NASA wants to make a hard landing on Mars

(ORDO NEWS) — NASA has successfully landed on Mars nine times, using state-of-the-art parachutes, massive airbags and jetpacks to bring spacecraft safely to the surface. Now engineers are testing whether the easiest way to get to the surface of Mars is to crash.

Instead of slowing down the spacecraft’s high-speed descent, the experimental design for the SHIELD lander (Simplified High Impact Energy Landing Device) will use an accordion-like foldable base that absorbs impact energy.

Much of SHIELD’s design is derived from work done on NASA’s Mars sample return mission.

“If you want to land something solid on Earth, why can’t you do it on Mars too?” said Velibor Čormarkovic, a member of the SHIELD team at JPL.

“If we can make a hard landing on Mars, then SHIELD will work on planets or moons with denser atmospheres.”
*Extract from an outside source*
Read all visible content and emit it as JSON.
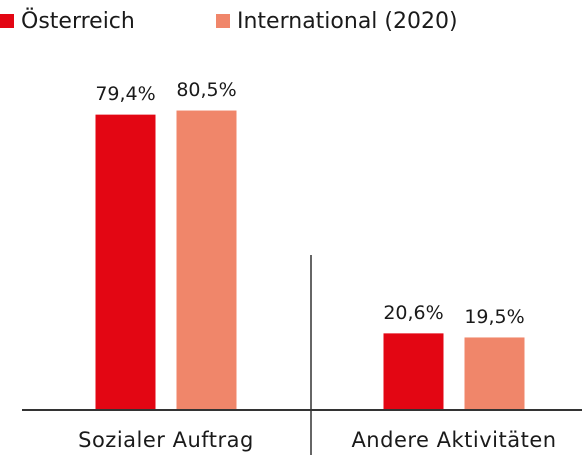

To test this theory, engineers needed to prove that SHIELD could protect sensitive electronics during landing.

The team used a special turret at JPL for the test. The 27-meter tower is equipped with a sling-like launcher, with which the object is thrown to the surface at high speed.

The team gathered at the tower with a full-size prototype of the SHIELD collapsible shock absorber – an inverted pyramid of metal rings that absorb impacts.

Scientists put a smartphone, radio, and accelerometer into SHIELD to mimic the electronics the spacecraft would carry.

The researchers watched as SHIELD climbed to the top of the tower. Just two seconds after lifting, the wait was over: the launcher launched SHIELD into the ground at a speed of 177 km/h.

This is the speed that the lander reaches near the surface of Mars.

Previous SHIELD tests used a dirt landing zone, but for this test, the team placed a 2-inch-thick steel plate on the ground to make the landing more rigid.

Video footage of the test shows that SHIELD hit at a slight angle, then bounced about 1 meter into the air before flipping over. The team suspects a steel plate was the cause of the rebound.

After opening the prototype and extracting the electronic payload, the team found that the onboard devices had survived.

“The only hardware that was damaged was some plastic components that we weren’t worried about,” the researchers said. “Overall, this test was a success!”